The Australian National University (ANU) has confirmed that sensitive personal data belonging to staff and students was exposed to all members of the university community for several months due to a server misconfiguration.
What Happened
According to an email sent to staff and students on Tuesday, the breach occurred when a server containing personal information was misconfigured, making it accessible to anyone with ANU login credentials. The exposed data included names, addresses, phone numbers, dates of birth, emergency contact details, and in some cases, bank account information and tax file numbers.
Duration of Exposure
The university stated that the data was potentially visible from July 2023 until the issue was discovered and rectified on November 27, 2023. This means the information was accessible for nearly five months.

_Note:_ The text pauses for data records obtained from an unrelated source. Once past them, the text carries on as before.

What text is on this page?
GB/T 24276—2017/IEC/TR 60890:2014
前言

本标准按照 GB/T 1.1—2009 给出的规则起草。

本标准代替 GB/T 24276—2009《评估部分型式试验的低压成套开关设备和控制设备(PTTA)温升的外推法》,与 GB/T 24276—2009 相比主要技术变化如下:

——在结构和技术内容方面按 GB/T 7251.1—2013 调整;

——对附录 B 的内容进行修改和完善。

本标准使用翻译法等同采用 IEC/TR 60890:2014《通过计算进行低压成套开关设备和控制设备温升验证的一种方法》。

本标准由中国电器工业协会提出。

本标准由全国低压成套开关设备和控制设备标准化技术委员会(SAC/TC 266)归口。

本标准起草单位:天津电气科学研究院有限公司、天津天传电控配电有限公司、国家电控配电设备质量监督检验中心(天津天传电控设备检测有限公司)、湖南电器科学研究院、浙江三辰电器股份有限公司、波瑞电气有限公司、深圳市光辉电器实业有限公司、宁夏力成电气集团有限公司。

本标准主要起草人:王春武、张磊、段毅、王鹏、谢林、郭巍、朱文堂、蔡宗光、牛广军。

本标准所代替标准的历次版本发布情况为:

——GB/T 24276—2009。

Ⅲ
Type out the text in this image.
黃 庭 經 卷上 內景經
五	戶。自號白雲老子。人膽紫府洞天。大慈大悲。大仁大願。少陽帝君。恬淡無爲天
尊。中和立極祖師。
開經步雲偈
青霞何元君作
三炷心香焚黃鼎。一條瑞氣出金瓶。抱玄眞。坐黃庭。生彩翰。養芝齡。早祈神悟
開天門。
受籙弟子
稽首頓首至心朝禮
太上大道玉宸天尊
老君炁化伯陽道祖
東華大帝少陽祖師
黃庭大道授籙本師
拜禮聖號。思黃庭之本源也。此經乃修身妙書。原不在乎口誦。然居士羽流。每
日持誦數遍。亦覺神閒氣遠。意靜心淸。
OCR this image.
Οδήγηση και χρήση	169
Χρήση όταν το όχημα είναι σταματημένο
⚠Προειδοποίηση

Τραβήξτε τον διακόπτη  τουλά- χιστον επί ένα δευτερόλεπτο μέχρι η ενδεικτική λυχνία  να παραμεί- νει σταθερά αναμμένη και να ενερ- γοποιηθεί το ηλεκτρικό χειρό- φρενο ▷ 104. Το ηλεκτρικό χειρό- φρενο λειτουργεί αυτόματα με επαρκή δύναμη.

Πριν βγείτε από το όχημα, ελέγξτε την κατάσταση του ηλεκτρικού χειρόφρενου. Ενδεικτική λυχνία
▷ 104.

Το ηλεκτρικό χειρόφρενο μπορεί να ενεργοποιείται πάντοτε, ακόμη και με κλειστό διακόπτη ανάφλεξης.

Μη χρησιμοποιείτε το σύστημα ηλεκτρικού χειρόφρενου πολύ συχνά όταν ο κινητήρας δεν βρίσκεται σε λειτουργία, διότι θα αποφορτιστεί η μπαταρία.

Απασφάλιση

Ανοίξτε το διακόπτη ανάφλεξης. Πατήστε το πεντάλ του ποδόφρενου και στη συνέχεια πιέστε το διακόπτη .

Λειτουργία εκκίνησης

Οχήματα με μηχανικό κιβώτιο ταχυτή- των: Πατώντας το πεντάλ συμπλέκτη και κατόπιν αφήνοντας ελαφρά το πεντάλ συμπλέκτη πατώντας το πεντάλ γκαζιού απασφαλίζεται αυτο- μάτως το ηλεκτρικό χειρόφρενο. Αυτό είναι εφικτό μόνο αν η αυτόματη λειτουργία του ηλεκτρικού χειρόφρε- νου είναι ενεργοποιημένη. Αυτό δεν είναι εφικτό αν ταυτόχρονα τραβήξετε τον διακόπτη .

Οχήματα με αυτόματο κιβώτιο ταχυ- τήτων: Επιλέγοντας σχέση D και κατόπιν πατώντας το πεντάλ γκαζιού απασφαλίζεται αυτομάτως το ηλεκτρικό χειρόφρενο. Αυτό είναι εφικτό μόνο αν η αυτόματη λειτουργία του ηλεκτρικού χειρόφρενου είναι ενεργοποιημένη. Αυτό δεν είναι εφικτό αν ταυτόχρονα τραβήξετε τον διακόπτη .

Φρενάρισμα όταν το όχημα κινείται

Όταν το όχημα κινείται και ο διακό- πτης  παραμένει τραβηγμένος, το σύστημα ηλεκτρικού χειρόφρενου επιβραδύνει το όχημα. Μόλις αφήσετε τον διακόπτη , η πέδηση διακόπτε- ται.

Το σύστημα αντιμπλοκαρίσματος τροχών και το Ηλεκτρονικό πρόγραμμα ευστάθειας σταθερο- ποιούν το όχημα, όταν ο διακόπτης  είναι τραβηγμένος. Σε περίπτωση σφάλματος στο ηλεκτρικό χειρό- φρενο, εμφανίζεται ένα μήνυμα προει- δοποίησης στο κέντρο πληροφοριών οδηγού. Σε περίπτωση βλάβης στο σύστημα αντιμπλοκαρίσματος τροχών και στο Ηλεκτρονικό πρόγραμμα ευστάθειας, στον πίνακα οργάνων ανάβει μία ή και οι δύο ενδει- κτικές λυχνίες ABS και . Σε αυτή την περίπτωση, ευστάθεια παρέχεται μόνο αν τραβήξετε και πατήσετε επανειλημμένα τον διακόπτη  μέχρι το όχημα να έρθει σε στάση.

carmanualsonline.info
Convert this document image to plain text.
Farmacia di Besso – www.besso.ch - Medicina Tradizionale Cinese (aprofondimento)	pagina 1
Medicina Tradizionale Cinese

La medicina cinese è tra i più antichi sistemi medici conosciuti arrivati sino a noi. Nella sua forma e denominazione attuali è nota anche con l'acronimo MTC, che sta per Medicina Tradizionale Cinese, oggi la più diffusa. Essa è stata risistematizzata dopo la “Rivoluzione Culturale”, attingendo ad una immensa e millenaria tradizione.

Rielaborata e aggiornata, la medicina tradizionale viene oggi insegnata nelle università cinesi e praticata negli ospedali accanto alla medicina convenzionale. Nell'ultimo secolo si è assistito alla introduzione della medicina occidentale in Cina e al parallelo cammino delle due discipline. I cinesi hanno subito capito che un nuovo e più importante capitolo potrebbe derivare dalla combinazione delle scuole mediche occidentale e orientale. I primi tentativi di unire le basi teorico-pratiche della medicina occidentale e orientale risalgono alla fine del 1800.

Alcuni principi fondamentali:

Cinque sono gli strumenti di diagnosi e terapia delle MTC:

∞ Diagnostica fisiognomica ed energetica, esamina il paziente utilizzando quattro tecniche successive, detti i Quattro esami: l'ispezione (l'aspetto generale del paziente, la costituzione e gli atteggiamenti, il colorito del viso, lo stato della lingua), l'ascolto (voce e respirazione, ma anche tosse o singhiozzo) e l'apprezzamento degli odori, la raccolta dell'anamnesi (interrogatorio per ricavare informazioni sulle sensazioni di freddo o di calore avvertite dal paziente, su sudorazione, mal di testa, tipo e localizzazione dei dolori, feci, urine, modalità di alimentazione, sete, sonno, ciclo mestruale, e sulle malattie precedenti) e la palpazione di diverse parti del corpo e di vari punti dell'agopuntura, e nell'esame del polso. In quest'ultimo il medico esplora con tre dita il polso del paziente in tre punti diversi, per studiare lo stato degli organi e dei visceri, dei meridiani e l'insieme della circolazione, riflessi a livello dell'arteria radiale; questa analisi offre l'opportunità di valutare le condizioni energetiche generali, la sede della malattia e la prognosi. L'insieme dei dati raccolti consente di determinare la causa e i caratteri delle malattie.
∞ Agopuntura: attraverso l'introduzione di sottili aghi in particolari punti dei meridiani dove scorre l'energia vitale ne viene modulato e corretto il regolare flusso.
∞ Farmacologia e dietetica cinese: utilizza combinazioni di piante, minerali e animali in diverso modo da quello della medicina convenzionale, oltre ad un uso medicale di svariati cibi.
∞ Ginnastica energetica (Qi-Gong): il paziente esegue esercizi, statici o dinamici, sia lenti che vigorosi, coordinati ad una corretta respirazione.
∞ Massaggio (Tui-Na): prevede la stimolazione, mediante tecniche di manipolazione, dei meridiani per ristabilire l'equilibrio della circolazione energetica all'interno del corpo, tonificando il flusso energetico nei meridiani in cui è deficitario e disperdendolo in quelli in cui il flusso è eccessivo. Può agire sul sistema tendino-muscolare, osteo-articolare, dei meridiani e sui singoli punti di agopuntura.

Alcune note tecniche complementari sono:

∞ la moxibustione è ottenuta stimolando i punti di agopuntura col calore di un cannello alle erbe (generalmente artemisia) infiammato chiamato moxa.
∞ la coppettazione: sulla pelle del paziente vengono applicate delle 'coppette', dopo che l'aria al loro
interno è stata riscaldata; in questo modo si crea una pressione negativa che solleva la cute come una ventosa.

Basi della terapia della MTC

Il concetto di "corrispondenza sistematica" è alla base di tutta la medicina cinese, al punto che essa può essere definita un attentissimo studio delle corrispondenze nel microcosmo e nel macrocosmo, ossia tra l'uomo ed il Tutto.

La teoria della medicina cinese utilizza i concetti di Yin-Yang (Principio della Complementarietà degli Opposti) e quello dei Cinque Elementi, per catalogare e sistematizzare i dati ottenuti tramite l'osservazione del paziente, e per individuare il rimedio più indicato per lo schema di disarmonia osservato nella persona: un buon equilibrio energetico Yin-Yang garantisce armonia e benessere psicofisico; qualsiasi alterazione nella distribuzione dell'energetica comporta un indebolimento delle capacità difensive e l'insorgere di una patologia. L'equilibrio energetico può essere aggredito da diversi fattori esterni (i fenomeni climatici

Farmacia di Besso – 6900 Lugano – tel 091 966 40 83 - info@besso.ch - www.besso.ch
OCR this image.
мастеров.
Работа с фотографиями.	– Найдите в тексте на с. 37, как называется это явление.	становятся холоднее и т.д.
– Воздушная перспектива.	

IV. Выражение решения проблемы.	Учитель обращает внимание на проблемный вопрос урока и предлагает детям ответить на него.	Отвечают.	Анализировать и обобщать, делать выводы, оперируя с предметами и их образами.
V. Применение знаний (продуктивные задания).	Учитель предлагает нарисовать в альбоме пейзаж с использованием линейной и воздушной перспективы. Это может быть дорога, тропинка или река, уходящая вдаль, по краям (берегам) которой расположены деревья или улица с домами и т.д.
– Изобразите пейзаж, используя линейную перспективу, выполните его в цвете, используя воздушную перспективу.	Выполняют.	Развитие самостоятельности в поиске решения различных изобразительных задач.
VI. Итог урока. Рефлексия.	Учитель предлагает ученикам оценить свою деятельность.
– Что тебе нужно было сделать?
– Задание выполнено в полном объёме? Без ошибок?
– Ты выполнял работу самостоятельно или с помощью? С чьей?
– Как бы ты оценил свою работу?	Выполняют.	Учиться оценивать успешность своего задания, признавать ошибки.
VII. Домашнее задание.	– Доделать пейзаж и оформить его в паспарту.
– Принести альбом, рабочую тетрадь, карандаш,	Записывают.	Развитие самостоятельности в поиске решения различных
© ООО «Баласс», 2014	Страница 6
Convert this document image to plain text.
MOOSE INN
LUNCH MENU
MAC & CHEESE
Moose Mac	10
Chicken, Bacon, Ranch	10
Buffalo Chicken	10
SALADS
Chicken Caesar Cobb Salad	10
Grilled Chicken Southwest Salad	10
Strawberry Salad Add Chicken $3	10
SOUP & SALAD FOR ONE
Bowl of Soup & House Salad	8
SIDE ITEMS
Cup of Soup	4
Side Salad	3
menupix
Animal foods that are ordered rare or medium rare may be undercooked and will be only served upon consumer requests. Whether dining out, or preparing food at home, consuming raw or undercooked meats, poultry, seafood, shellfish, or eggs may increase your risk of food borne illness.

ANU Vice-Chancellor Brian Schmidt expressed deep regret over the incident, saying, "We are extremely sorry that this has happened and understand the concern and frustration it will cause."
Impact and Response
ANU has launched an internal investigation and is working with cybersecurity experts to determine the full extent of the breach. The university is also contacting affected individuals directly and has set up a dedicated helpline. "We are taking this matter extremely seriously and are committed to ensuring that such an incident does not occur again," Schmidt added.
Previous Incidents
This is not the first data breach at ANU. In 2019, the university suffered a sophisticated cyberattack that compromised data going back 19 years. That incident led to a review of cybersecurity measures. The latest breach raises questions about ongoing vulnerabilities in the university's data protection systems.
Advice for Affected Individuals
ANU advises all staff and students to monitor their financial accounts and be vigilant for any suspicious activity. The university recommends changing passwords and enabling multi-factor authentication where possible. For those whose tax file numbers were exposed, the Australian Tax Office has been notified, and guidance is available on how to protect against identity theft.